Kein reines Sozialdrama

Aber er ist nun einmal kein reines Sozialdrama, sondern ein Krimi, bei dem es um Verdächtige geht. Natürlich sind das ziemlich schnell die beiden anfangs vorgeführten Väter, die zudem wegen ihrer unkontrollierten Gewaltausbrüche alles andere als sympathisch wirken. Und es scheint nur eine Frage der Zeit zu sein, bis die Kölner Kommissare Max Ballauf (Klaus J. Behrendt) und Freddy Schenk (Dietmar Bär) diesen Fall lösen.

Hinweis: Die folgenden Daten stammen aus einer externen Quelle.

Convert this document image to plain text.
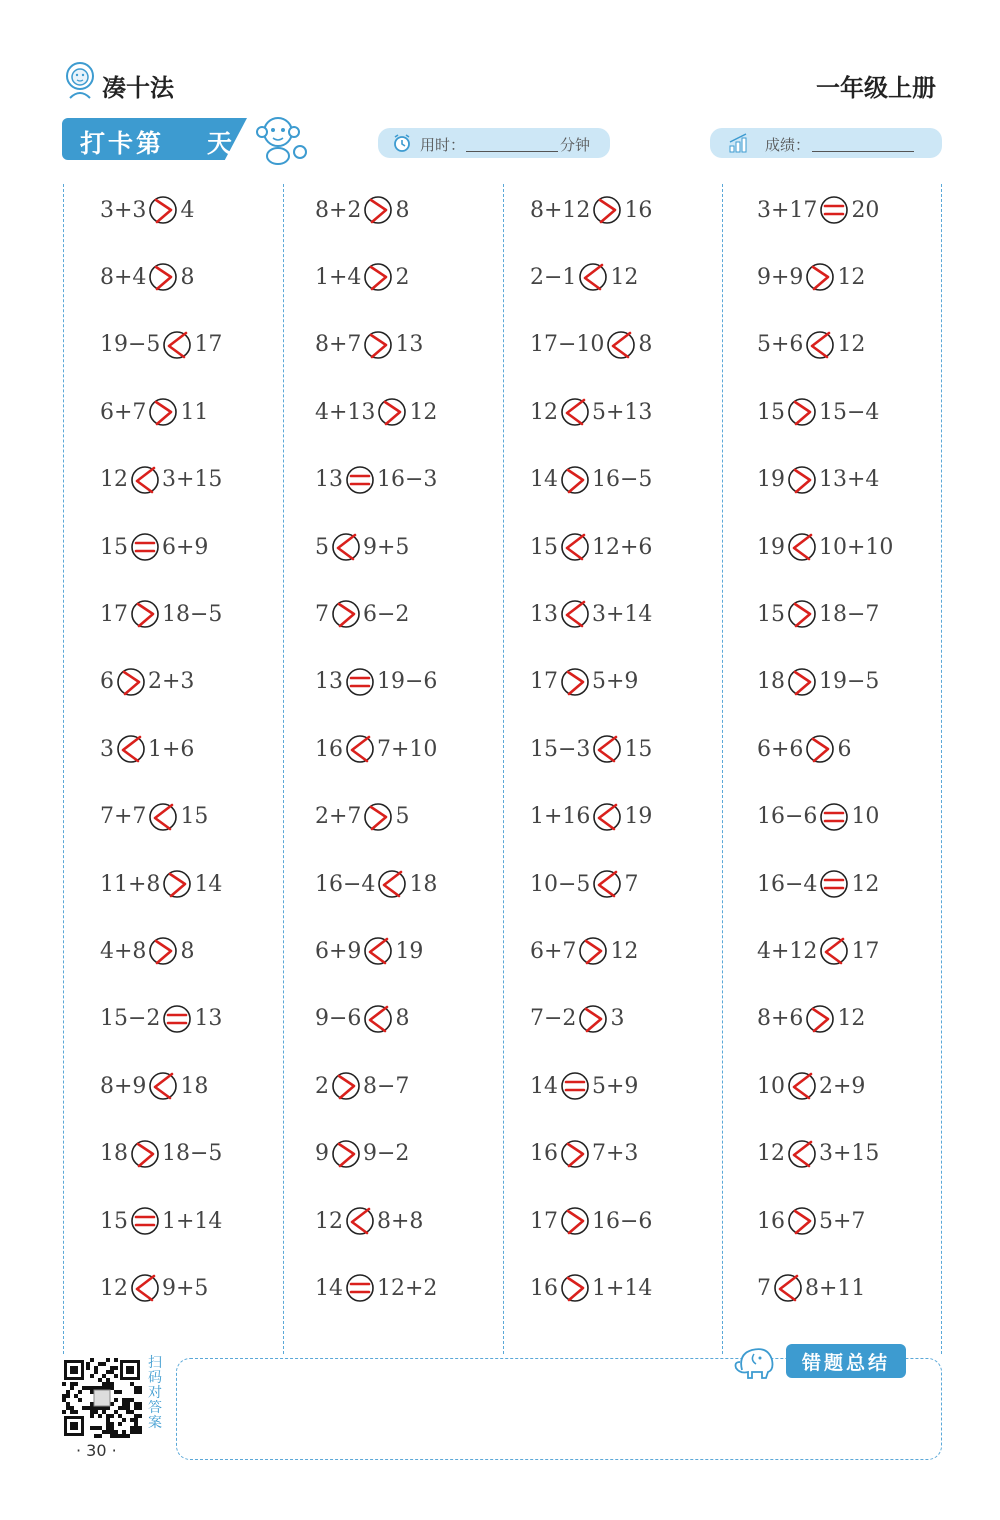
凑十法	一年级上册
打卡第 天	用时：	分钟	成绩：
3+3 4
8+4 8
19−5 17
6+7 11
12 3+15
15 6+9
17 18−5
6 2+3
3 1+6
7+7 15
11+8 14
4+8 8
15−2 13
8+9 18
18 18−5
15 1+14
12 9+5
8+2 8
1+4 2
8+7 13
4+13 12
13 16−3
5 9+5
7 6−2
13 19−6
16 7+10
2+7 5
16−4 18
6+9 19
9−6 8
2 8−7
9 9−2
12 8+8
14 12+2
8+12 16
2−1 12
17−10 8
12 5+13
14 16−5
15 12+6
13 3+14
17 5+9
15−3 15
1+16 19
10−5 7
6+7 12
7−2 3
14 5+9
16 7+3
17 16−6
16 1+14
3+17 20
9+9 12
5+6 12
15 15−4
19 13+4
19 10+10
15 18−7
18 19−5
6+6 6
16−6 10
16−4 12
4+12 17
8+6 12
10 2+9
12 3+15
16 5+7
7 8+11
扫码对答案
· 30 ·
错题总结
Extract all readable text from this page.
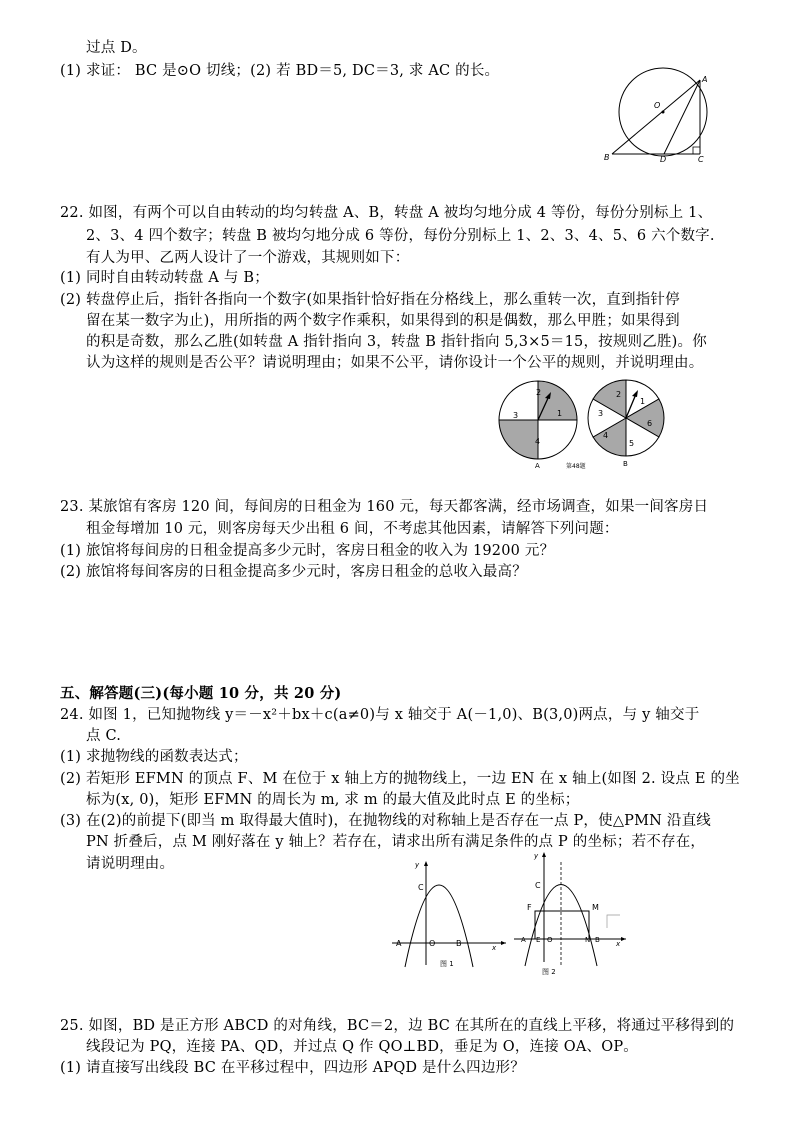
过点 D。
(1) 求证： BC 是⊙O 切线；(2) 若 BD＝5, DC＝3, 求 AC 的长。
A
O
B	D	C
22. 如图，有两个可以自由转动的均匀转盘 A、B，转盘 A 被均匀地分成 4 等份，每份分别标上 1、
2、3、4 四个数字；转盘 B 被均匀地分成 6 等份，每份分别标上 1、2、3、4、5、6 六个数字.
有人为甲、乙两人设计了一个游戏，其规则如下：
(1) 同时自由转动转盘 A 与 B；
(2) 转盘停止后，指针各指向一个数字(如果指针恰好指在分格线上，那么重转一次，直到指针停
留在某一数字为止)，用所指的两个数字作乘积，如果得到的积是偶数，那么甲胜；如果得到
的积是奇数，那么乙胜(如转盘 A 指针指向 3，转盘 B 指针指向 5,3×5＝15，按规则乙胜)。你
认为这样的规则是否公平？请说明理由；如果不公平，请你设计一个公平的规则，并说明理由。
1
2
3
4
A
1
2
3
4
5
6
B
第48题
23. 某旅馆有客房 120 间，每间房的日租金为 160 元，每天都客满，经市场调查，如果一间客房日
租金每增加 10 元，则客房每天少出租 6 间，不考虑其他因素，请解答下列问题：
(1) 旅馆将每间房的日租金提高多少元时，客房日租金的收入为 19200 元？
(2) 旅馆将每间客房的日租金提高多少元时，客房日租金的总收入最高？
五、解答题(三)(每小题 10 分，共 20 分)
24. 如图 1，已知抛物线 y＝－x²＋bx＋c(a≠0)与 x 轴交于 A(－1,0)、B(3,0)两点，与 y 轴交于
点 C.
(1) 求抛物线的函数表达式；
(2) 若矩形 EFMN 的顶点 F、M 在位于 x 轴上方的抛物线上，一边 EN 在 x 轴上(如图 2. 设点 E 的坐
标为(x, 0)，矩形 EFMN 的周长为 m, 求 m 的最大值及此时点 E 的坐标；
(3) 在(2)的前提下(即当 m 取得最大值时)，在抛物线的对称轴上是否存在一点 P，使△PMN 沿直线
PN 折叠后，点 M 刚好落在 y 轴上？若存在，请求出所有满足条件的点 P 的坐标；若不存在，
请说明理由。	y
C
A	O	B	x
图 1
y
C
F	M
A E O	N B x
图 2
25. 如图，BD 是正方形 ABCD 的对角线，BC＝2，边 BC 在其所在的直线上平移，将通过平移得到的
线段记为 PQ，连接 PA、QD，并过点 Q 作 QO⊥BD，垂足为 O，连接 OA、OP。
(1) 请直接写出线段 BC 在平移过程中，四边形 APQD 是什么四边形？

Doch ganz so einfach, wie es lange Zeit ausschaut, ist dieser “Tatort” zum Glück nicht gestrickt. Nach und nach werden also weitere Verdächtige eingeführt, beispielsweise die Kollegin (Anna Böger) der superkorrekten Fellner, ihr Vorgesetzter (Christian Erdmann), der verdächtig positiv gezeichnet ist, und auch eine junge Mutter (Yeliz Simsek), die versucht hat, das Amt auszutricksen.

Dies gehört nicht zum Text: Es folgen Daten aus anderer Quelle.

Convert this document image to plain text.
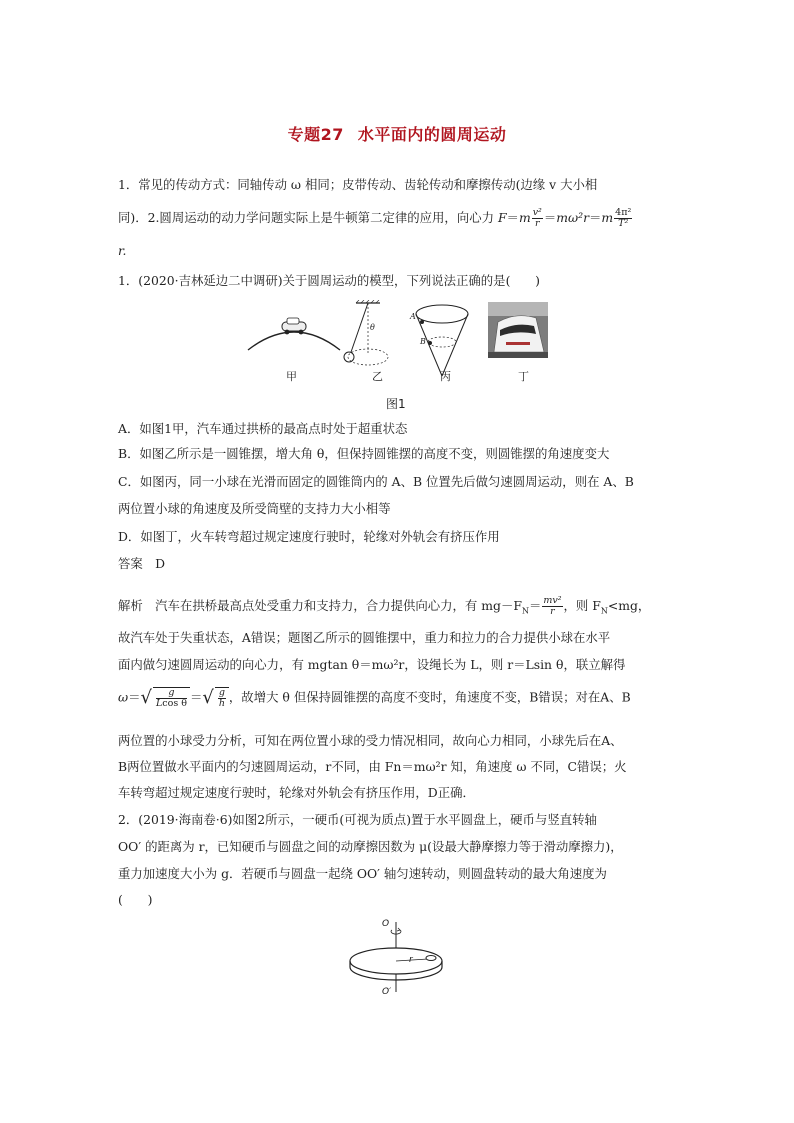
专题27 水平面内的圆周运动
1．常见的传动方式：同轴传动 ω 相同；皮带传动、齿轮传动和摩擦传动(边缘 v 大小相
同)．2.圆周运动的动力学问题实际上是牛顿第二定律的应用，向心力 $F=m \frac{\text{v²}}{r} =m\omega^2r=m \frac{\text{4π²}}{\text{T²}}$
r.
1．(2020·吉林延边二中调研)关于圆周运动的模型，下列说法正确的是(　　)
θ
A
B
甲	乙	丙	丁
图1
A．如图1甲，汽车通过拱桥的最高点时处于超重状态
B．如图乙所示是一圆锥摆，增大角 θ，但保持圆锥摆的高度不变，则圆锥摆的角速度变大
C．如图丙，同一小球在光滑而固定的圆锥筒内的 A、B 位置先后做匀速圆周运动，则在 A、B
两位置小球的角速度及所受筒壁的支持力大小相等
D．如图丁，火车转弯超过规定速度行驶时，轮缘对外轨会有挤压作用
答案　D
解析　汽车在拱桥最高点处受重力和支持力，合力提供向心力，有 $mg-F_N= \frac{\text{mv²}}{r}$ ，则 $F_N<mg$，
故汽车处于失重状态，A错误；题图乙所示的圆锥摆中，重力和拉力的合力提供小球在水平
面内做匀速圆周运动的向心力，有 mgtan θ＝mω²r，设绳长为 L，则 r＝Lsin θ，联立解得
$\omega=√ \frac{g}{\text{Lcos θ}}$ ＝√ $\frac{g}{h}$ ，故增大 θ 但保持圆锥摆的高度不变时，角速度不变，B错误；对在A、B
两位置的小球受力分析，可知在两位置小球的受力情况相同，故向心力相同，小球先后在A、
B两位置做水平面内的匀速圆周运动，r不同，由 Fn＝mω²r 知，角速度 ω 不同，C错误；火
车转弯超过规定速度行驶时，轮缘对外轨会有挤压作用，D正确．
2．(2019·海南卷·6)如图2所示，一硬币(可视为质点)置于水平圆盘上，硬币与竖直转轴
OO′ 的距离为 r，已知硬币与圆盘之间的动摩擦因数为 μ(设最大静摩擦力等于滑动摩擦力)，
重力加速度大小为 g．若硬币与圆盘一起绕 OO′ 轴匀速转动，则圆盘转动的最大角速度为
(　　)
O
r
O′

Film nimmt langsam Fahrt auf

Dadurch nimmt der Film, der anfangs nur auf die beiden aggressiven Männer zugeschnitten ist, langsam Fahrt auf. Und die Geschichte bekommt in der zweiten Hälfte auch endlich die nötige Krimispannung. Was noch positiv auffällt, ist, dass der “Tatort” trotz seines schweren ernsten Themas immer wieder kleine humorige Szenen besitzt. Sie lockern die bedrückende Szenerie auf, ohne die Ernsthaftigkeit des Films zu zerstören. Und besonders gut gelingt das dem Assistenten des Ermittlerduos, dem wunderbar arbeitsfaulen Oberkommissar Norbert Jütte (Roland Riebeling). Doch die dabei beim Zuschauer womöglich aufkommende gute Stimmung wird am Schluss brutal wieder zerstört.